Что же касается отношения Алексеева к организации самостоятельных структур спецслужб, то здесь его "пассивность" вполне объяснима нежеланием выделять кадры разведчиков и контрразведчиков из уже имеющихся генерал-квартирмейстерских отделов. Кроме того, создание органов подобного рода должно было получить одобрение Государя, а его отношение к организационным нововведениям в военное время трудно назвать безусловно позитивным. Алексеев, очевидно, считал, что для противодействия шпионажу целесообразно использовать действующие судебно-следственные подразделения и отделы квартирмейстерской части. Разведывательная информация, с точки зрения Михаила Васильевича, была важна не сама по себе, не собранная по принципу "полного мешка", а тщательно отобранная, систематизированная и проанализированная.

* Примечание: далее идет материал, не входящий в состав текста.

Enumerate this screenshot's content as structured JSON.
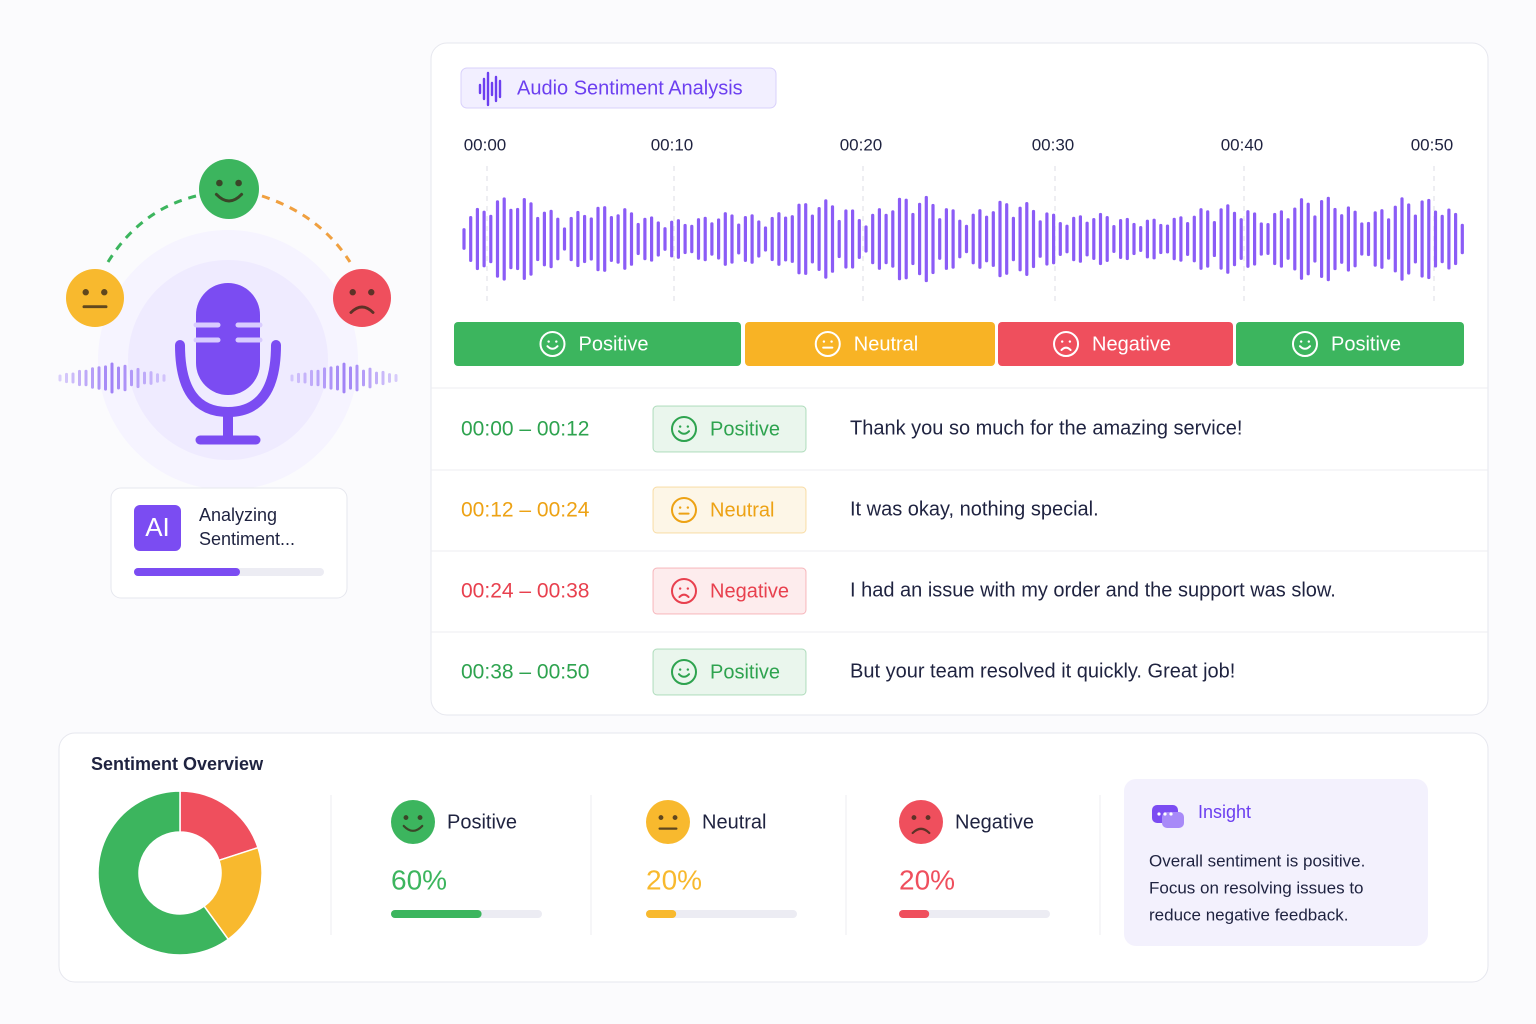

Так, например, в январе 1916 г. генерал телеграфировал в ответ на собранные начальником штаба Одесского военного округа сведения: "Благоволите относиться критически и вдумчиво к сообщаемым вами агентурным сведениям, не давая ходу явно вздорным. Это вредно. Потребуйте от начальника разведывательного отделения исполнения обязанности не простого собирателя сведений, а офицера, изучающего весь поступающий материал. Нужно уметь разбирать, сличать, оценивать".

Немаловажным для понимания отношения Алексеева к контрразведке следует считать и его негативную позицию к намерениям Министерства внутренних дел поставить, формально и фактически, под свой контроль службу борьбы с военным шпионажем. В этом случае получалось бы опасное совмещение уголовного, военного и политического следственного производства. Поэтому на предложения МВД о реорганизации контрразведки в письме от 12 февраля 1916 г. Алексеев и Пустовойтенко ответили: "1) на театре войны нечего изменять, так как все жандармские организации уже имеют обязанность следить и передавать сведения в контрразведывательные отделения; 2) вне театра военных действий обязать все жандармские учреждения следить за шпионами, но приступать к ликвидации не иначе, как с согласия военных подлежащих властей, т.е. начальников штабов округов, которым по этим вопросам обязан докладывать губернский жандарм".